A few weeks ago I spent time at grandma’s place in Kikuyu. I’d missed this gracious lady, and what better way to deal with that than to spend time with her and her great grandson (It is an amazing blessing to have four generations). See, I am a firm believer of spending time with the people that matter and letting them know how much they mean to me. Cucu is an amazing woman, and in her sunset years, she cherishes nothing more than spending time with her children and their children, and in my case, her first great grandson. That was an amazing weekend, and my son had fun.
It is in the fresh air breeze that sweeps across the lush landscape. It is in the panoramic views of the hills yonder where the sun’s golden rays kiss the peaks at sunset. It is in the verdant green of the farms. It is in the crowing of the roosters in the AM, and the mooing of cows at milking time. All these, away from the frenetic pace of life I am accustomed to: blaring Rongai matatus, dust-filled paths, bustling malls and the cacophony of everyday noise.
In the serenity that cucu’s home is, lying on the grass, staring at the blue skies, all I could hear in the distance was the whistling of the train. This took me back many years when I sat in that stifling hot Physics laboratory, dozing off to Mr. Wachira’s lisp-filled lessons on the difference between DC and AC, and how to connect the simple cell circuit. We should just have skipped to the part where we could jump-start manual cars because that’s what is relevant now…
Moving on swiftly, the little theory I remember from one of my Physics classes was the use of expansion joints. That is what the whistling of the train brought to mind. Now, if you have no idea what expansion joints are, these are spaces left between railway tracks during construction. Just as the name suggests, these joints are built to facilitate expansion as the temperatures fluctuate during the day. This retains the integrity of the railway tracks and ensures the tracks do not get warped, something which would undoubtedly cause accidents.
This got me thinking about my take on life, my love for structure and the place of expansion joints. I realized, for the most part during and after my Postpartum Depression (PPD), I was stuck in ‘perfect mom’ where the absence of this perfection paved the way for ‘failure’. This simply meant there was no room for trying new things, no room for been myself – free to know that it was ok to fail- and absolutely no way to get up from the imperfections.
The one thing that the lack of personal expansion joints led to was constantly beating on myself for not been the perfect mom. I was crippled by my PPD, because things were either fixed or not. I was either a good mom or a bad one. I was either having a perfect day, or it was downright crappy. I either had all the answers or was totally disoriented and lacked zeal. This self-pressure I put on myself always made me fall short because, let’s face it, perfection is a pipe dream. You cannot simply have all the answers to all of life’s seasons.
Through healing after PPD, I am learning that I need not live in this rigidity of either ‘perfect’ or ‘imperfect’. I am learning to accept that I need not have all of the answers to life’s question, and that is okay. I need not use the superficial stuff as a yardstick for my value as a person and mom. My value as a person transcends the structural perfection I have created in my mind.

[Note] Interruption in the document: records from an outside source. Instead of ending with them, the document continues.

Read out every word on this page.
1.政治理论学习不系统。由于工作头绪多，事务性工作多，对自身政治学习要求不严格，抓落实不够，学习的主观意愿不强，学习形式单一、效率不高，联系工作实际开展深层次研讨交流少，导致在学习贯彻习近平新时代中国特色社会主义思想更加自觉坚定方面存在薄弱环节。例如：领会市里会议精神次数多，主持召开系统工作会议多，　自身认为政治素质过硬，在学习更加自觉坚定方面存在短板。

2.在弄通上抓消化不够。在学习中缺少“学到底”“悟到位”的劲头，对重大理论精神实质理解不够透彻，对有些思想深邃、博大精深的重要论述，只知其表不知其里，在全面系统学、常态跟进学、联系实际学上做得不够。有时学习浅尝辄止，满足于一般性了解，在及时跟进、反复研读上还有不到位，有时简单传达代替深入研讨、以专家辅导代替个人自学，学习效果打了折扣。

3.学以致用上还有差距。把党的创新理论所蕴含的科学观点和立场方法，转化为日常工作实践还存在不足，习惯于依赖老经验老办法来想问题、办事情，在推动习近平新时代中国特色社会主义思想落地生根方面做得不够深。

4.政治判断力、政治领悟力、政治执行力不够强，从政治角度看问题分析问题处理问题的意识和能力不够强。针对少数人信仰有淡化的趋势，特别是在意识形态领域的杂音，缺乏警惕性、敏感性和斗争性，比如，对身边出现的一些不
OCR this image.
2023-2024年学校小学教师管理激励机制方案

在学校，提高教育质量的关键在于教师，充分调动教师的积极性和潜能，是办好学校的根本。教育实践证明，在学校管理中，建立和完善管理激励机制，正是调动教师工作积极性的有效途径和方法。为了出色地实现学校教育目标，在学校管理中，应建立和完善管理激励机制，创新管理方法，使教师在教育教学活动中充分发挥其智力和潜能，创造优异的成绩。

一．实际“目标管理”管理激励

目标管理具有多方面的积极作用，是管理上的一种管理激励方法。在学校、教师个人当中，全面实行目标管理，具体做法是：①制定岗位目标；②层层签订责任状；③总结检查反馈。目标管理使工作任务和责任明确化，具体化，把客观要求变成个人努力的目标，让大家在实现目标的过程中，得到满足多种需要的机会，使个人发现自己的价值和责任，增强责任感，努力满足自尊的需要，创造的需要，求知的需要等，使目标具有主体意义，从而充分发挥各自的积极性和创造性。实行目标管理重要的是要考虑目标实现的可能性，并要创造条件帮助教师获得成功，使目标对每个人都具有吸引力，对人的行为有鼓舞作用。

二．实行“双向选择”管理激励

My value revolves around living my life’s purpose, the lives I get to touch, the people I get to be a blessing to, and ultimately the kind of legacy I leave behind for my kid(s). My value has little to do with perfection, and everything to do with growth. It has little to do with having life figured out, and everything to do with learning through every single experience and relationship. My value has nothing to do with life’s plans cast on stone and fitted into a little box with bows, and everything to do with living life to the maximum.
Here is to expansion joints that allow me to experience life more zealously. Here is to embracing more personal expansion joints that allow for growth and failure, expansion joints that allow me to learn from my past PPD experiences and forge forward with unbridled energy. Certainly, more expansion joints to embrace perfect imperfection.